Josie awakens suddenly from a shallow puddle of a dream, a dream so close to the surface of her consciousness that she can almost control it. She is in the Lansdowne. Alix Summer is there and calling her to join her at her table. The table is dressed with extravagant bowls of fruit. Her friends leave. The pub is empty. Alix and Josie sit opposite each other, and Alix says, ‘I need you.’ And then Josie wakes up.

It’s the buses.

The buses always wake her up.

They live right next to a bus stop on a busy, dirty road on the cusp of Kilburn and Paddington. The large Victorian villas on this street were built, according to a local history website, in 1876 for wealthy merchants. The road once led to the spa at Kilburn Priory and would have rumbled with the wheels of carriages and clicked with the hooves of horses. Now every grand villa on the road is split into clunkily converted apartments and the stucco exterior walls are stained the colour of old newspaper by the endless traffic that passes so close. And the buses. There are three on this route and one passes or stops outside every few minutes. The hiss of the hydraulics as they pull up at the bus stop is so loud that it sometimes sends the dog cowering into the corners.

Josie looks at the time. It is 8.12 a.m. She pulls back the heavy denim curtains and peers into the street. She is a matter of feet from the faces of people sitting on the bus, all oblivious to the woman spying on them from her bedroom window. The dog joins her, and she cups his skull under her hand. ‘Morning, Fred.’

She has a mild hangover. Half a bottle of champagne last night and then they finished with a Sambuca. Much more than Josie is used to drinking. She goes to the living room, where Walter sits at the dining table in the window overlooking the street.

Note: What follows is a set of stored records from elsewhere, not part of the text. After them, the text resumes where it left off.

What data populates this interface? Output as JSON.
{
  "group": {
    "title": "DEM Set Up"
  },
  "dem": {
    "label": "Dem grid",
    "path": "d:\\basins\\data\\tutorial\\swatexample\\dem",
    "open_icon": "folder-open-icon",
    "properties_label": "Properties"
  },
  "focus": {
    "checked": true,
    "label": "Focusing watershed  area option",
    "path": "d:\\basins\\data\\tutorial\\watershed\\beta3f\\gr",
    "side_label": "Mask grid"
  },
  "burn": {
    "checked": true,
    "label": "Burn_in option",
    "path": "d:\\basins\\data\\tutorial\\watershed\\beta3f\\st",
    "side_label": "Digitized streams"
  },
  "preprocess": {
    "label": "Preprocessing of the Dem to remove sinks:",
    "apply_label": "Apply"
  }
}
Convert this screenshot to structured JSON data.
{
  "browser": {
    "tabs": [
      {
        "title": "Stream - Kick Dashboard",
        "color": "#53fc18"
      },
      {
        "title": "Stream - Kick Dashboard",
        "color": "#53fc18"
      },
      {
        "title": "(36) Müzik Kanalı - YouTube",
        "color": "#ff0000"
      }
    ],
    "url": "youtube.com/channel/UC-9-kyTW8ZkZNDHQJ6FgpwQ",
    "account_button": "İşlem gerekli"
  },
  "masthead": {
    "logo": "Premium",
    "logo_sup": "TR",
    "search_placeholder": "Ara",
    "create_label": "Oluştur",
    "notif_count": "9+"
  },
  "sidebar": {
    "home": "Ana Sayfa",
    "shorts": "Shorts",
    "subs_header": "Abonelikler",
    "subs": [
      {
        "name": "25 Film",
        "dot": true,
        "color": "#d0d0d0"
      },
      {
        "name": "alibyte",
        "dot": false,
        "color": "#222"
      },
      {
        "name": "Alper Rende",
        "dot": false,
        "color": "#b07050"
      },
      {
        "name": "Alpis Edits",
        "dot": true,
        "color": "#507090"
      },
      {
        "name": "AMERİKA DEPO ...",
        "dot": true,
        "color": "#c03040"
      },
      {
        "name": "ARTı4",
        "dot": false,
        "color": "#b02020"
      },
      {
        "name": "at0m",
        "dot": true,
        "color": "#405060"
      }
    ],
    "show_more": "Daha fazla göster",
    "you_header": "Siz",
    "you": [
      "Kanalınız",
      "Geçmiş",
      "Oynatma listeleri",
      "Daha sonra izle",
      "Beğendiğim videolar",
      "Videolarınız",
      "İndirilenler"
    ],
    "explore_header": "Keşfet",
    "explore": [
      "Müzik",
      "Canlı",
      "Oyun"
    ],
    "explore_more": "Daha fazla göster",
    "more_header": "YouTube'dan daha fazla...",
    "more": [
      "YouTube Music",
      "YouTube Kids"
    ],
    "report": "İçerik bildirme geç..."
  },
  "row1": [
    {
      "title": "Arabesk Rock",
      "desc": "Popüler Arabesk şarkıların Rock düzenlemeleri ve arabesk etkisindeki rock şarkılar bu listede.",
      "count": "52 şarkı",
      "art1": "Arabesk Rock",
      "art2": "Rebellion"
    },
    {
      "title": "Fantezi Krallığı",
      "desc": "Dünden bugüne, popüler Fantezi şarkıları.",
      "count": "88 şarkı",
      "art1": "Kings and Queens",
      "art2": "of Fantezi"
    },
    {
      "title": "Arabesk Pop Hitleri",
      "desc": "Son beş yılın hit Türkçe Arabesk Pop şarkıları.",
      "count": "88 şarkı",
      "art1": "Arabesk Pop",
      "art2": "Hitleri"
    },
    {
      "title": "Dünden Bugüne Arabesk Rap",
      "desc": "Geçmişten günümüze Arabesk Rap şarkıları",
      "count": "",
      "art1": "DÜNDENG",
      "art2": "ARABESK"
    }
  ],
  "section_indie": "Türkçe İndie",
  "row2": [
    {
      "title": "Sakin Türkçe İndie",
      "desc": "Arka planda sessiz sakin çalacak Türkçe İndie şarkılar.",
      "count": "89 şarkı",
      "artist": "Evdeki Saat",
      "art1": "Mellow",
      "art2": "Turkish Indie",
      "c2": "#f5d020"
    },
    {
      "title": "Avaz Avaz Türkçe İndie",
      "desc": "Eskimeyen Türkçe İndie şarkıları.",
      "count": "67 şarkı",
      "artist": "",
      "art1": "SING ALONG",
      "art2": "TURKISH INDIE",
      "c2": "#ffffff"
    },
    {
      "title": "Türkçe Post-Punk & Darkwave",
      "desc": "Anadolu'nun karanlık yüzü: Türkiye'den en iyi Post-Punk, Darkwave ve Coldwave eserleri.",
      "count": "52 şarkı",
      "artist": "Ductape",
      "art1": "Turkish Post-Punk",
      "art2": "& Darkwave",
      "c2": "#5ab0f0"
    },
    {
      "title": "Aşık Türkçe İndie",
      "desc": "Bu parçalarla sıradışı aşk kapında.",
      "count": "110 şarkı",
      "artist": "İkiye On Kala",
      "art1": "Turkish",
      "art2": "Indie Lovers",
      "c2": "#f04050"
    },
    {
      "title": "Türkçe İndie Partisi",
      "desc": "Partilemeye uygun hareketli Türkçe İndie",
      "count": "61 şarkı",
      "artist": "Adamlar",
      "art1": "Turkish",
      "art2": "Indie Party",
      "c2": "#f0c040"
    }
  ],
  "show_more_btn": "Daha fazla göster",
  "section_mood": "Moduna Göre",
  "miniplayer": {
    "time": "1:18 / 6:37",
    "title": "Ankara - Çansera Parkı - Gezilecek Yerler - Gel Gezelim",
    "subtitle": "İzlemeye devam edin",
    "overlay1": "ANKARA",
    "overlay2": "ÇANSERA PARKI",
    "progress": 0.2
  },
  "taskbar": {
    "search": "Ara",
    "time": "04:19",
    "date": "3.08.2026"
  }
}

‘Morning,’ he says, throwing her a small smile before turning his gaze back to his computer screen.

‘Morning,’ she replies, heading to the kitchen area. ‘Did you feed the dog?’

‘Yes, indeed I did. And I also took him out.’

‘Thank you,’ she says warmly. Fred is her dog. Walter never wanted a dog, least of all a handbag dog like Fred, who is a Pomchi. She takes full responsibility for him and is grateful to Walter whenever he does anything to help her with him.

She makes herself a round of toast and a mug of tea and curls herself into the small sofa in the corner of the room. When she switches on her phone, she sees that she had been googling Alix Summer late last night. That explained why she’d been dreaming about her when she woke up.

Alix Summer, it appears, is a reasonably well-known podcaster and journalist. She has eight thousand followers on Instagram and the same on Twitter. Her bio says: ‘Mum, journo, feminist, professional busybody & nosey parker, failed yoga fanatic, Queen’s Park dweller/lover.’ Then there is a link to her podcast channel, which is called All Woman , where she interviews successful women about being successful women. Josie recognises some of the names: an actress, a newsreader, a sportswoman.

She starts listening to one: a woman called Mari le Jeune who runs a global beauty empire. Alix’s voice in the introduction is like velvet and Josie can see why she’s pursued this particular career path.

‘What’s that you’re listening to?’ she hears Walter ask.

‘Just a podcast thing. It’s that woman, Alix, who I met in the pub last night. My birthday twin. It’s what she does,’ she replies.